In my opinion to make money over the next three years, the proper investment game to play will be decided on the direction of the price level, and the “real” value of the Dollar and other World paper (fiat money) currencies. If the “people” ever figure out that the current mass flooding of paper money causes inflation, and that our currency is really worthless, we will have the largest Economic and Political crisis ever faced in modern times. Below are some of the charts I use to follow the Deflation/Inflation, worthless US dollar sentiment. Below are three charts that indicate the ratio of Gold Prices divided by: the Ten Year US Treasury Bond Price; the Inflation Indexed US 10 Year T-Bond (TIP); and the US Dollar Index. Also there is one chart indicating the ratio of TIP to the 10 Year T-Bond Price.
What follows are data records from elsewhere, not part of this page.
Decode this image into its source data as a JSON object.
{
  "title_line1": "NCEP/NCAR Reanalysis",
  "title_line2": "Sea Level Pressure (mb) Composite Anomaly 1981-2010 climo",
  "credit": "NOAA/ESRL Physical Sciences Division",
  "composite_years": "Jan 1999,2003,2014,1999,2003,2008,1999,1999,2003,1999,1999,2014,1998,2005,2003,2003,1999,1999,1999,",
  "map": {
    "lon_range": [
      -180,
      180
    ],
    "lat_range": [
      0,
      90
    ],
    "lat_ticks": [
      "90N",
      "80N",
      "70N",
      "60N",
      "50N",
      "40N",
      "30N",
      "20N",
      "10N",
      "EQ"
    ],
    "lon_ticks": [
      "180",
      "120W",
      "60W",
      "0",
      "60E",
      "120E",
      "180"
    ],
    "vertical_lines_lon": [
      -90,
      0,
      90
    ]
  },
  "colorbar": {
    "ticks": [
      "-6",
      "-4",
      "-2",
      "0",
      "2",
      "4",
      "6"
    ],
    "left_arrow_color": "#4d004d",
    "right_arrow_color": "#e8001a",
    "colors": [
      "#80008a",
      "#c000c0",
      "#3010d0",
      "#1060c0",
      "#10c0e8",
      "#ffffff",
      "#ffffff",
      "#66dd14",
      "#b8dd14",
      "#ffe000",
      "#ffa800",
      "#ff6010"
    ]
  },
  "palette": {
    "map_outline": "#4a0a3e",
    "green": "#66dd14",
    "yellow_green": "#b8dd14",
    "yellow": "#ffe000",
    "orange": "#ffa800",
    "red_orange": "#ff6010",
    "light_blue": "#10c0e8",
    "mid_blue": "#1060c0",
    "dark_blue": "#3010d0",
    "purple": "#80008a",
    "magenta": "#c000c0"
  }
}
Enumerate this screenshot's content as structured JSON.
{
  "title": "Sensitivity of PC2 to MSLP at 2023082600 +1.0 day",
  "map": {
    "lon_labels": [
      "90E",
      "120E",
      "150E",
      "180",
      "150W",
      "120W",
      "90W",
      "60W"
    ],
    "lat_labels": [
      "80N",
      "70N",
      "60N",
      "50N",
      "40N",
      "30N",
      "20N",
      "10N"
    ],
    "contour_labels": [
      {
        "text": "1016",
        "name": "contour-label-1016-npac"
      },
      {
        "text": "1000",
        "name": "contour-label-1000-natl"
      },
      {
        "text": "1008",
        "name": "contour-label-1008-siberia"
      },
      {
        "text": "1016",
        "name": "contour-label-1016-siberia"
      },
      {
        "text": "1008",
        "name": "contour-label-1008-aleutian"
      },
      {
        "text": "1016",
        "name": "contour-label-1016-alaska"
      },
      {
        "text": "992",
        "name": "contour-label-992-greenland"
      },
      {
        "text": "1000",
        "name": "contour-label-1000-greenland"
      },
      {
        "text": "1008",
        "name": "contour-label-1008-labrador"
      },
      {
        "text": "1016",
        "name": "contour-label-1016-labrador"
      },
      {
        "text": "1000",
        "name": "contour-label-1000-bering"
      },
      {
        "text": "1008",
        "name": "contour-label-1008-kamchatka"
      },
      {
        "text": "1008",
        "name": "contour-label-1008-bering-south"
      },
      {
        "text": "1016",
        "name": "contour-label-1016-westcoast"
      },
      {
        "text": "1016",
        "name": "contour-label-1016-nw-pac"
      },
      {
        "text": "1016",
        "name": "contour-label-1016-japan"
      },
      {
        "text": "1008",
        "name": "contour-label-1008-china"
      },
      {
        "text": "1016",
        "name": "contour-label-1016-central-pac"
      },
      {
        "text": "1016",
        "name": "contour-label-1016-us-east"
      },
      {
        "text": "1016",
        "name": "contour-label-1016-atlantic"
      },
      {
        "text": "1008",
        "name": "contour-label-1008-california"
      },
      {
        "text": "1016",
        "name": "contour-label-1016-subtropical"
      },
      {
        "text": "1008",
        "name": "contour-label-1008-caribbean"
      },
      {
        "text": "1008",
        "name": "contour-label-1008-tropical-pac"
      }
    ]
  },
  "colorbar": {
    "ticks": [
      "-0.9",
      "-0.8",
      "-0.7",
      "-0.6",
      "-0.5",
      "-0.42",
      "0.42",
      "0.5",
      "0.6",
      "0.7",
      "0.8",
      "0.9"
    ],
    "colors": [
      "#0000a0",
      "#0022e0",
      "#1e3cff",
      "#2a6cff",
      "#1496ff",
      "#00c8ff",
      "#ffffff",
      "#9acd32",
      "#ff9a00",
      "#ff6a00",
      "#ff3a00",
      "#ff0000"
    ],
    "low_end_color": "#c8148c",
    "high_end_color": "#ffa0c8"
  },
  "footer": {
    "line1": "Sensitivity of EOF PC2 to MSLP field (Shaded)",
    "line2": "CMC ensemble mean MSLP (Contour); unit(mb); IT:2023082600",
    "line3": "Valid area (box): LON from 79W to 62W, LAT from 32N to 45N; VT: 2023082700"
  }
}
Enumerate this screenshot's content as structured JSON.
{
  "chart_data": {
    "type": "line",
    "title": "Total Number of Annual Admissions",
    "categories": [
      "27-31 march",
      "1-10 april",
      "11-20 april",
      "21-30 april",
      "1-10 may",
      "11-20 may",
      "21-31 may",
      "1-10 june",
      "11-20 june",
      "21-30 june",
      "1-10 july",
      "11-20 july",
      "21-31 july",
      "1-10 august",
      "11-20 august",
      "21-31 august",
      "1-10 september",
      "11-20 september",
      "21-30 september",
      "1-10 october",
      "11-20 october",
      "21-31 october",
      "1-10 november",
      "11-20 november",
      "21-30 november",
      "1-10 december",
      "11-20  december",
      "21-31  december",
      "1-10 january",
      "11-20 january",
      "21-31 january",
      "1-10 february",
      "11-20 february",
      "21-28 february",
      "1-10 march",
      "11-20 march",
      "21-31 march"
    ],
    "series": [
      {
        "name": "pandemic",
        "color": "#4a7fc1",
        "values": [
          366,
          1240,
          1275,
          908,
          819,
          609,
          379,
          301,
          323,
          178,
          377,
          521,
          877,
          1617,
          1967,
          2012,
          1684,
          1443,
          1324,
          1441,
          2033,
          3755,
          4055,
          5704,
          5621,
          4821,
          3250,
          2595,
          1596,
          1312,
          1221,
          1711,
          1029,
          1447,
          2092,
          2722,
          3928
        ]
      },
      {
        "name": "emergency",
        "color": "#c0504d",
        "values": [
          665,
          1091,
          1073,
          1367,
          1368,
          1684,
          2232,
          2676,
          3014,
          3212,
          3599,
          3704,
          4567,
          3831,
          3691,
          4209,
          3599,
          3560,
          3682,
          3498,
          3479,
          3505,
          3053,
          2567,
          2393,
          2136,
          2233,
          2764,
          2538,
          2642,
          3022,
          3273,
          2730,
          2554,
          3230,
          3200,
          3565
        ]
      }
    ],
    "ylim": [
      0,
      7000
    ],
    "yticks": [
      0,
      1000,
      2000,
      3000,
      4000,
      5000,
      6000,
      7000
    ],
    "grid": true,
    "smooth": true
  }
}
Note that the TIP is also rising against the 10 Year T-Bond. Like all market data (that reflects investor sentiment), this could all change tomorrow morning. What’s interesting about the TIP to Bond chart is that it shows the initial Deflationary sentiment (dropping ratio). Currently however the TIP shows strength, and with it confirms the other Inflationary sentiments. My opinion is the stimulus package will stimulate very little except Inflation. It seems likely we will continue our credit and asset collapse followed by high rates of Inflation.
It is prudent to be very risk adverse today. Invest in Federally insured Cash Instruments, and some Gold. If you have a Mortgage that has an interest rate of more than 3.673%, make extra principal payments. Stay liquid, and out of debt. This economy and the Federal Solutions thereon will not have a happy ending.